12
votes

I'm still getting to grips with defining and using Arrows in Haskell. While defining new arrows, it is much easier for me to think in terms of *** or &&& rather than first and second, as most of the time I want special processing for when two arrows are combined.

However the Arrow class does not allow defining the arrow in terms of arr and *** or &&&, and requires a definition of first to be included. This means that I am forced to write code like the following -

instance Arrow X where
  arr f = ...
  f (***) g = ...
  first f = f *** arr id

It seems to me that there would have been no harm in including a default definition of 'first' as well in the Control.Arrow module. That would have allowed us to choose between defining either first or ***.

Is there a good reason why a default definition of first was not included in the Arrow class? The only reason that I can think of is that the user may leave out the definition of first and *** both and then you would have circular definitions, but is that the only reason?

2
I doubt the possibility of a circular definition is the reason, because that exact situation exists in other type classes; for instance, (==) and (/=) in Eq.C. A. McCann

2 Answers

5
votes

Data.Monoid has a similar missing alternative minimal-complete-definition: mconcat. Like with Arrow, it is missing this alternative out of performance reasons. mappend a b = mconcat[a,b] is inefficient because of the pattern-matching in mconcat.

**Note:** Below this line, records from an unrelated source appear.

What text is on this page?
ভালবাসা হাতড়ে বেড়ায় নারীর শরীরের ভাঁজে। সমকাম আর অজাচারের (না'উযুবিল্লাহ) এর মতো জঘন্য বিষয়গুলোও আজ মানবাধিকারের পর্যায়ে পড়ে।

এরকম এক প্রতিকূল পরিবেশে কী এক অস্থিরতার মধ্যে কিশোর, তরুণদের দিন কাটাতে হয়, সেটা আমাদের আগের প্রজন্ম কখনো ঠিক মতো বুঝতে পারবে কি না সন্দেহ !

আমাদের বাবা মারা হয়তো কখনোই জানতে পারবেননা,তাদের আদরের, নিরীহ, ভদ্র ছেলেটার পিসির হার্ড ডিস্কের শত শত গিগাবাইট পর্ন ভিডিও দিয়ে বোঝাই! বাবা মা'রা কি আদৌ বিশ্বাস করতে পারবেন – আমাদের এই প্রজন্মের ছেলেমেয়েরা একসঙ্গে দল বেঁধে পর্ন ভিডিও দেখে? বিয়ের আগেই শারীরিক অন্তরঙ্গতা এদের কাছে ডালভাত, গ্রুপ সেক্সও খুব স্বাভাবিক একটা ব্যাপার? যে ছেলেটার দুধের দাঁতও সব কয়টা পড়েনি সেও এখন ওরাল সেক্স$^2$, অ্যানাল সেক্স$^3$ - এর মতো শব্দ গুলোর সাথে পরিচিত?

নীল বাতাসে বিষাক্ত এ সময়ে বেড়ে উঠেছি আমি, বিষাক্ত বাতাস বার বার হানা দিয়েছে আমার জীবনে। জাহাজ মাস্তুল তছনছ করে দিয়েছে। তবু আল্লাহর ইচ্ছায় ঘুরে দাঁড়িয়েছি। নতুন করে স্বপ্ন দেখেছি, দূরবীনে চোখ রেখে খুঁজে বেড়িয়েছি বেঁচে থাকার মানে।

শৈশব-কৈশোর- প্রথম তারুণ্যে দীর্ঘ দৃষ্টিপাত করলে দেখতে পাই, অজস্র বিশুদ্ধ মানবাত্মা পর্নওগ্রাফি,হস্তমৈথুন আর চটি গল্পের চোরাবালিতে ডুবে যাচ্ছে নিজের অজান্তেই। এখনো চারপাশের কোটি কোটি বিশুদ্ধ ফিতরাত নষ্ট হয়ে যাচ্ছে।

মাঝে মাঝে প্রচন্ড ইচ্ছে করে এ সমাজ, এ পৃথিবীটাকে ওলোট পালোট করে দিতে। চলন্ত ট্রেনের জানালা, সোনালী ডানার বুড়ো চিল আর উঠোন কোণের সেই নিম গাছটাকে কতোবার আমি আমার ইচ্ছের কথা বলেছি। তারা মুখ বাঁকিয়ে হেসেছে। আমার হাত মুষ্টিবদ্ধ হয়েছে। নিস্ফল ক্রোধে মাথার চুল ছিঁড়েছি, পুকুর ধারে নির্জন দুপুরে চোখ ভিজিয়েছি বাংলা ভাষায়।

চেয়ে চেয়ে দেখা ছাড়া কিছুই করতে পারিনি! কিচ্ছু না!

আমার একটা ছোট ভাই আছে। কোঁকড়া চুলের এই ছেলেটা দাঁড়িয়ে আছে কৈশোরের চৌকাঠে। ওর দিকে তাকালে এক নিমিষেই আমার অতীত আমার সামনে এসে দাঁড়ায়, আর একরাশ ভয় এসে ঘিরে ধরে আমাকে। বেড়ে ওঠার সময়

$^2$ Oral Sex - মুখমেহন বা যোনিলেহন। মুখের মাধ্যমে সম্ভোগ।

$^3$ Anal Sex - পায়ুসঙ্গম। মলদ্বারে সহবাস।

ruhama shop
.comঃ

With Arrows, the inefficiency is less obvious but more brutal: Think about not being able to optimize arr id away:

Using CleisliArrow as example Arrow, it is like this:

first f (x,y) = do
    x' <- f x
    return (x',y)

And it would be:

first f (x,y) = do
    x' <- f x
    y' <- arr id y
    return (x',y')

The arr function cannot pattern-match the id function and has therefore to introduce additional overhead to wrap that function.

4
votes

I actually believe it's the circularity that stopped someone from writing the default methods. But as @camccann pointed out, this should stop anyone. Suggest a change!